What would that mean?
They will think I’m a bad mother/wife/whatever.
What would that mean?
That would mean I’m a bad mother/wife/whatever. (aha! I’ve identified a part of me that assumes that a judgment like this made by them must be true.)
Anyway, suppose I am a “bad” mother/wife/whatever. What would that mean? That I’m a bad person.
What would that mean?
Umm…well, that I’m bad. That I shouldn’t be the way I am. That I deserve bad things, not good things.
And it could go on and on. It always ends up at a very fundamental place of feeling unworthy, or catastrophic thinking. “If I don’t get an A on the test” ends up at “Life is not worth living.” Then we can look at that deep belief and ask where it came from and how it’s influencing us.

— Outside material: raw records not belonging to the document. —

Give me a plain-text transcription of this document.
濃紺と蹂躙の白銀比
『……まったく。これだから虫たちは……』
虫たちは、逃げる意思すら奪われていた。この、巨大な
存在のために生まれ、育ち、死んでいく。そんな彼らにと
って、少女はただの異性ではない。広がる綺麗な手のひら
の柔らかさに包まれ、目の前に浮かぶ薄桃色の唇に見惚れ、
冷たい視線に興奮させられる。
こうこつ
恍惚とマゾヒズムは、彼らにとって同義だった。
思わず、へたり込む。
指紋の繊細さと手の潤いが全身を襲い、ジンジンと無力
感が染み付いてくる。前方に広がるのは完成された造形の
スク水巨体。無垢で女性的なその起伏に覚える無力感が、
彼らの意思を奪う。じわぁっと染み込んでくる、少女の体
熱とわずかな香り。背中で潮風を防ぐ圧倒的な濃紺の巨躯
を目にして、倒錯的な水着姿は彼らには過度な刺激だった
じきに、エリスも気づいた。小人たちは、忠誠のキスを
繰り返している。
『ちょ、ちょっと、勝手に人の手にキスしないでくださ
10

This kind of thought questioning doesn’t fix us. If it did, I’d be good to go by now. But, as I said, it can be useful for me to do when I see myself responding this way. I need to question the voice that tell me to censor, drain or stifle myself. Especially when I’m already depressed. A black hole gets bigger when it consumes nearby material–why throw anything its way when I don’t have to?
The questions about whether I, or any of us, deserve joy while coexisting with others in this world who suffer are bigger than today’s topic. The questions strike at our deepest feelings of despair and shame, and I know I am not the only one who wrestles with them. But right now, I think it’s best to table the question of worthiness and continue my campaign for survival.